What’s in a name?
Published 3:40 pm Friday, August 6, 2021
By Felder Rushing
I’m not the name police; when I get the “What’s this plant called” question, I’m of two minds. Does it really matter that the antique shrub officially named Philadelphus is more commonly called both mock orange and English dogwood?
On one hand, I prefer precise Latin names, but sometimes I just go with what Aunt Mamie calls it. Even when she’s adamant that daffodils are yellow and Narcissus is white, I keep to myself that that Narcissus is the overarching Latin name for all daffodil species.
Here’s another: That common-as-muck spring bulb with flowers of white-with-green dots your mama called snowdrops?

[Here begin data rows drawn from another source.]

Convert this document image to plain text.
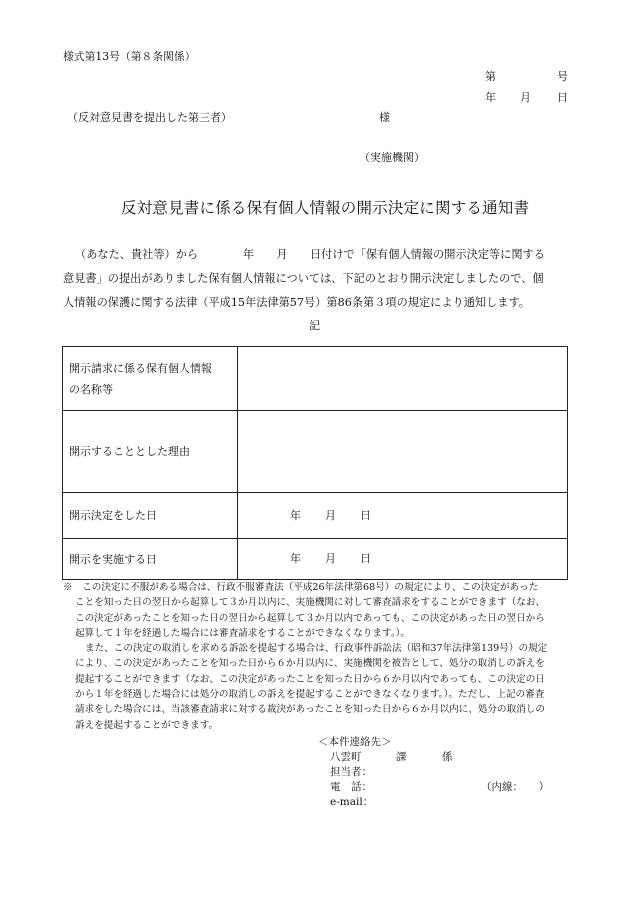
様式第13号（第８条関係）
第	号
年 月 日
（反対意見書を提出した第三者）	様
（実施機関）
反対意見書に係る保有個人情報の開示決定に関する通知書
（あなた、貴社等）から　　　　年　　月　　日付けで「保有個人情報の開示決定等に関する
意見書」の提出がありました保有個人情報については、下記のとおり開示決定しましたので、個
人情報の保護に関する法律（平成15年法律第57号）第86条第３項の規定により通知します。
記
開示請求に係る保有個人情報
の名称等	

開示することとした理由	
開示決定をした日	年 月 日
開示を実施する日	年 月 日
※　 この決定に不服がある場合は、行政不服審査法（平成26年法律第68号）の規定により、この決定があった
ことを知った日の翌日から起算して３か月以内に、実施機関に対して審査請求をすることができます（なお、
この決定があったことを知った日の翌日から起算して３か月以内であっても、この決定があった日の翌日から
起算して１年を経過した場合には審査請求をすることができなくなります。）。
また、この決定の取消しを求める訴訟を提起する場合は、行政事件訴訟法（昭和37年法律第139号）の規定
により、この決定があったことを知った日から６か月以内に、実施機関を被告として、処分の取消しの訴えを
提起することができます（なお、この決定があったことを知った日から６か月以内であっても、この決定の日
から１年を経過した場合には処分の取消しの訴えを提起することができなくなります。）。ただし、上記の審査
請求をした場合には、当該審査請求に対する裁決があったことを知った日から６か月以内に、処分の取消しの
訴えを提起することができます。
＜本件連絡先＞
八雲町	課	係
担当者：
電　話：	（内線：　　）
e-mail：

Nope, the real snowdrops (Galanthus) don’t flower in Mississippi; what we grow are snowflakes (Leucojum). The name makes no difference to anyone, until you purchase real snowdrops and wonder why they don’t flower here.
Right now it’s all about “naked ladies” which is an heirloom bulb with midsummer clusters of big pink flowers on leafless stems. Polite garden club ladies refer to Lycoris squamigera as either surprise lily or magic lily; its close relative, the later-blooming red “spider lily” (Lycoris radiata), is sometimes called hurricane lily because it flowers after heavy rains in late summer.
Both kinds of Lycoris grow exactly like daffodils: Winter sunshine, not in standing water, and leave the foliage alone ‘til it turns yellow. Lycoris are easy to transplant as soon as they finish flowering, or plant store-bought bulbs by November, so they can get a head start on winter.
But back to what folks call it. Over half a century before Carl Linnaeus published our current “official” plant naming system, Juliet Capulet seemed just as ambivalent, asking her ill-fated secret lover, “What’s in a name? That which we call a rose by any other word would smell as sweet.”
Standardized Latin taxonomy is essential for horticulturists and people from different cultures and languages to communicate precisely. And yet proper Latin names, which are sometimes actually Greek or English, are themselves occasionally changed; Hosta used to be Funkia. Sheesh.
But amongst gardeners, with some bit of confusion, vernacular names roughly work. As nature writer Richard Mabey put it, “Latin names are fine for textbooks, but the beautiful common names we give to our flora and fauna are part of a shared poetry stretching back thousands of years.”
There are dozens of folk names for dandelions, which itself is derived from the French dent de lion, or lion’s tooth, in reference to the jagged margins of the lance-shaped leaves; I’ve heard its seed heads called dandy-puffs. Ever wonder where lungwort got its folk name? The Doctrine of Signature, dating back thousands of years, held that herbs resembling various parts of the body could be used to treat ailments of those body parts – a pseudoscience that has led to many deaths.
In England okra is called ladies’ fingers; prickly pear isn’t a pear, not all muscadines are scuppernongs, asparagus fern isn’t a fern, tiger lilies are spotted not striped, Rose of Sharon isn’t a rose, and blackberry lily is neither.
Shall I continue? Just a few descriptive or fanciful names we use: buttercup, foxglove, honeysuckle, snapdragon, wormwood, angel trumpet, goldenrod, blazing star, daylily, touch-me-not, lamb’s ears, bluebells, toadstool, lacebark elm, buckeye, cypress vine, monkey grass, cast iron plant, elephant ears, milk and wine lily, violets, sunflower… And none are official.
Some don’t even make sense. Shouldn’t four o’clocks name be adjusted during Daylight Saving Time? And who in their right mind changed snake plant, a folk name for Sansevieria, to mother-in-law tongue?
Meanwhile, my garden’s naked ladies are showing out as usual. What a magical surprise!